Causes of urinoma can be broadly divided into two categories:
Obstructive
Ureteric calculus
BPH
Post-radiation scarring
Retroperitoneal fibrosis
Pelvic abscess
Pregnancy
Non-obstructive Gynecological
External trauma to the urinary system
Genitourinary surgery
Pelvic
Retroperitoneal
Among all these, traumas is the most common cause [1].
Urine leak can occur between kidney and capsule, which is called subcapsular urinoma, and it can also occur between Gerota’s fascia and capsule. The most common urine leak occurs between the kidney and Gerota’s fascia. Mostly asymptomatic and symptoms consist of nausea, vomiting, flank pain, fever, ileus, etc. Evaluation of patient with suspected urinoma include, ultrasonography followed by NCCT KUB, NCCT is the gold standard. Management of urinoma is mostly conservative, but if the size of urinoma does not decrease, percutaneous catheter under ultrasound guide can be placed in urinoma. Urinoma, if diagnosed in time, can prove fatal, causing serious complications requiring immediate intervention. A complication of urinoma includes hydronephrosis, abscess formation, sepsis, and paralytic ileus [1].

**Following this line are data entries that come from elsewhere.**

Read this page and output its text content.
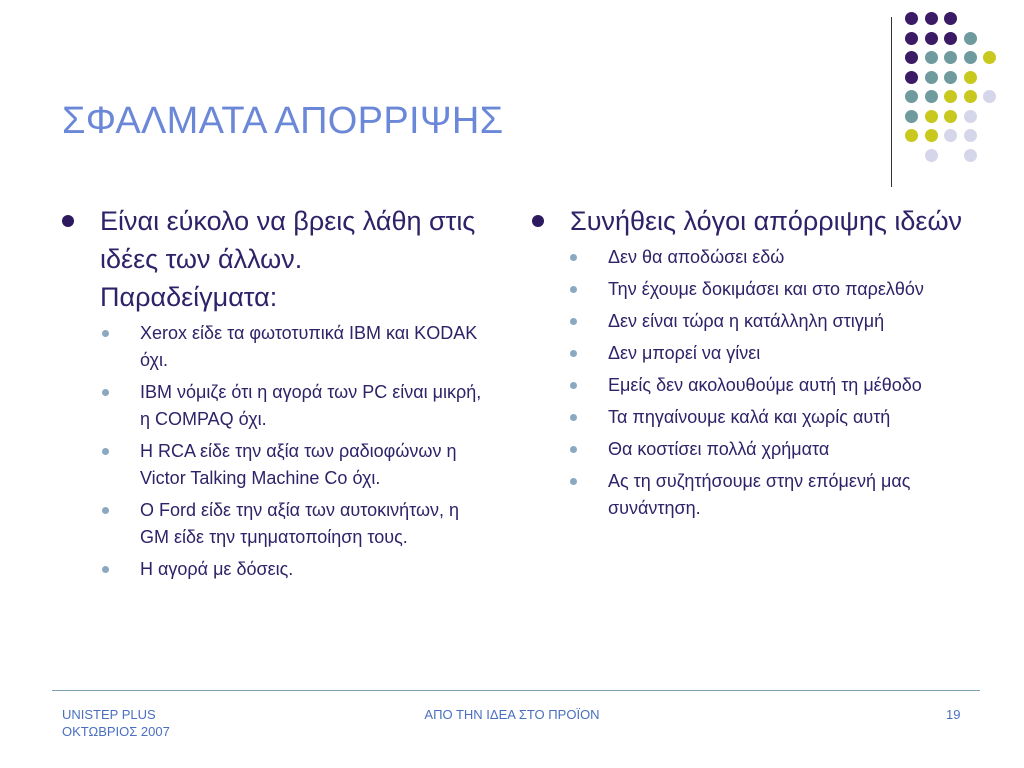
ΣΦΑΛΜΑΤΑ ΑΠΟΡΡΙΨΗΣ
Είναι εύκολο να βρεις λάθη στις ιδέες των άλλων. Παραδείγματα:
Xerox είδε τα φωτοτυπικά IBM και KODAK όχι.
IBM νόμιζε ότι η αγορά των PC είναι μικρή, η COMPAQ όχι.
Η RCA είδε την αξία των ραδιοφώνων η Victor Talking Machine Co όχι.
O Ford είδε την αξία των αυτοκινήτων, η GM είδε την τμηματοποίηση τους.
Η αγορά με δόσεις.
Συνήθεις λόγοι απόρριψης ιδεών
Δεν θα αποδώσει εδώ
Την έχουμε δοκιμάσει και στο παρελθόν
Δεν είναι τώρα η κατάλληλη στιγμή
Δεν μπορεί να γίνει
Εμείς δεν ακολουθούμε αυτή τη μέθοδο
Τα πηγαίνουμε καλά και χωρίς αυτή
Θα κοστίσει πολλά χρήματα
Ας τη συζητήσουμε στην επόμενή μας συνάντηση.
UNISTEP PLUS
ΟΚΤΩΒΡΙΟΣ 2007
ΑΠΟ ΤΗΝ ΙΔΕΑ ΣΤΟ ΠΡΟΪΟΝ	19
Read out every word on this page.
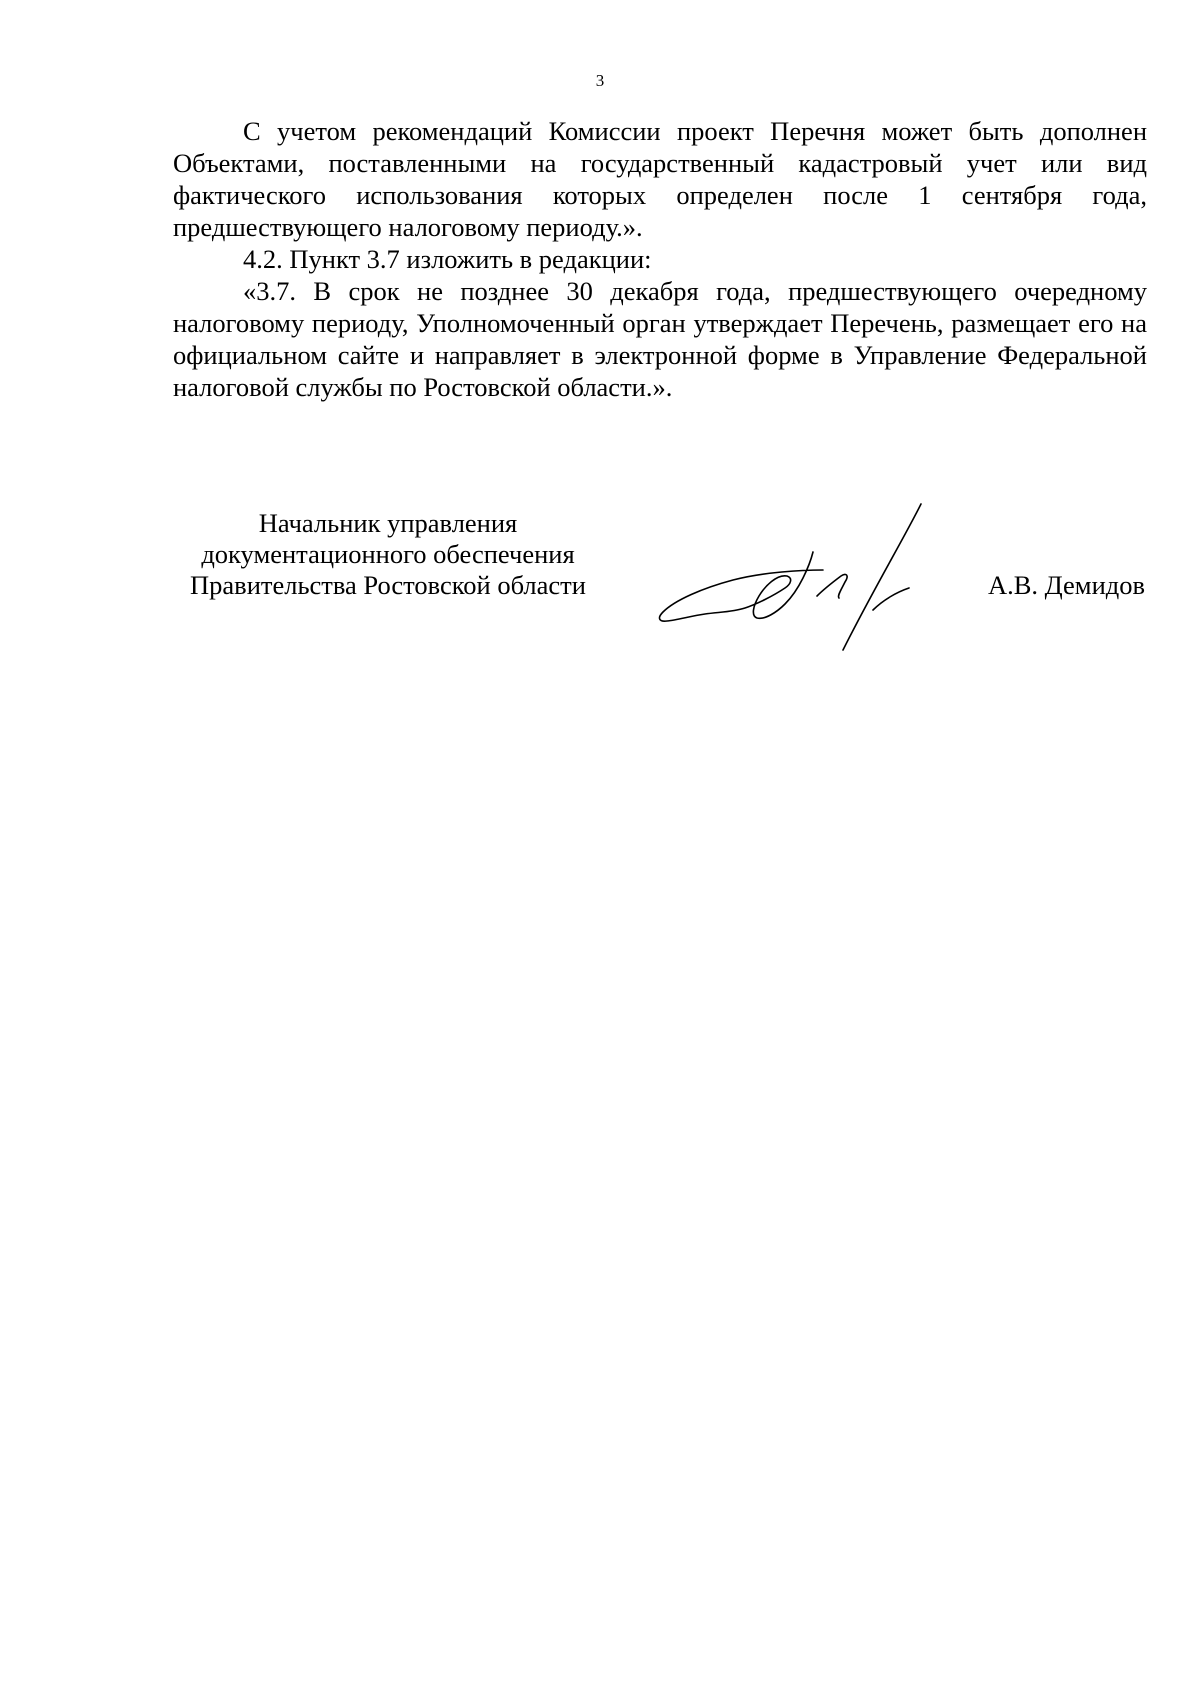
3

С учетом рекомендаций Комиссии проект Перечня может быть дополнен Объектами, поставленными на государственный кадастровый учет или вид фактического использования которых определен после 1 сентября года, предшествующего налоговому периоду.».

4.2. Пункт 3.7 изложить в редакции:

«3.7. В срок не позднее 30 декабря года, предшествующего очередному налоговому периоду, Уполномоченный орган утверждает Перечень, размещает его на официальном сайте и направляет в электронной форме в Управление Федеральной налоговой службы по Ростовской области.».

Начальник управления
документационного обеспечения
Правительства Ростовской области	А.В. Демидов
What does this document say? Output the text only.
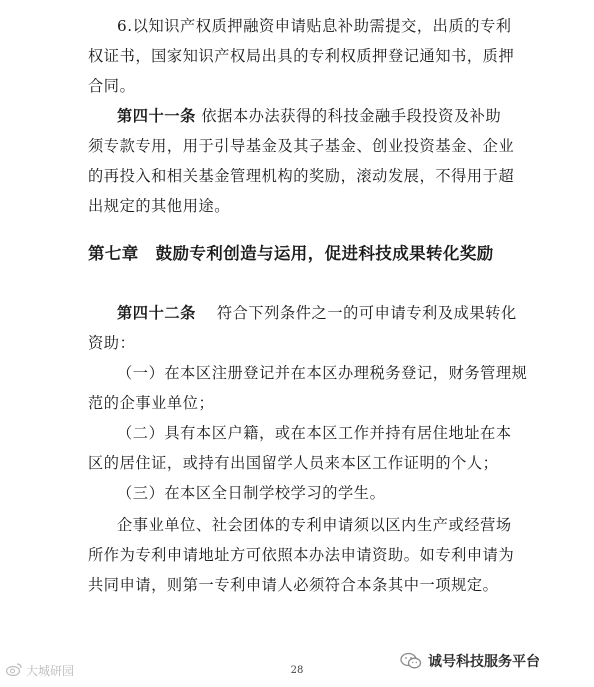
6.以知识产权质押融资申请贴息补助需提交，出质的专利
权证书，国家知识产权局出具的专利权质押登记通知书，质押
合同。
第四十一条 依据本办法获得的科技金融手段投资及补助
须专款专用，用于引导基金及其子基金、创业投资基金、企业
的再投入和相关基金管理机构的奖励，滚动发展，不得用于超
出规定的其他用途。
第七章　鼓励专利创造与运用，促进科技成果转化奖励
第四十二条 符合下列条件之一的可申请专利及成果转化
资助：
（一）在本区注册登记并在本区办理税务登记，财务管理规
范的企事业单位；
（二）具有本区户籍，或在本区工作并持有居住地址在本
区的居住证，或持有出国留学人员来本区工作证明的个人；
（三）在本区全日制学校学习的学生。
企事业单位、社会团体的专利申请须以区内生产或经营场
所作为专利申请地址方可依照本办法申请资助。如专利申请为
共同申请，则第一专利申请人必须符合本条其中一项规定。
28
大城研园
诚号科技服务平台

Our patient had right hydronephrosis and left perinephric fluid collection i.e. urinoma secondary to overdistended urinary bladder as a result of prostatic obstruction. Right Kidney had thin parenchyma compared to left kidney at presentation. This was mainly as a result formation of left urinoma venting off increased pressure in left pelvicalyceal system. The release of urine from left renal pelvis leads to preservation of parenchyma as well leading to symptoms.
Spontaneous perinephric urinoma formation due to high pressure chronic retention was a blessing in disguise for the patient. It saved the affected kidney from getting knocked out. The other side hydroureternephrotic kidney suffered anatomical and functional loss.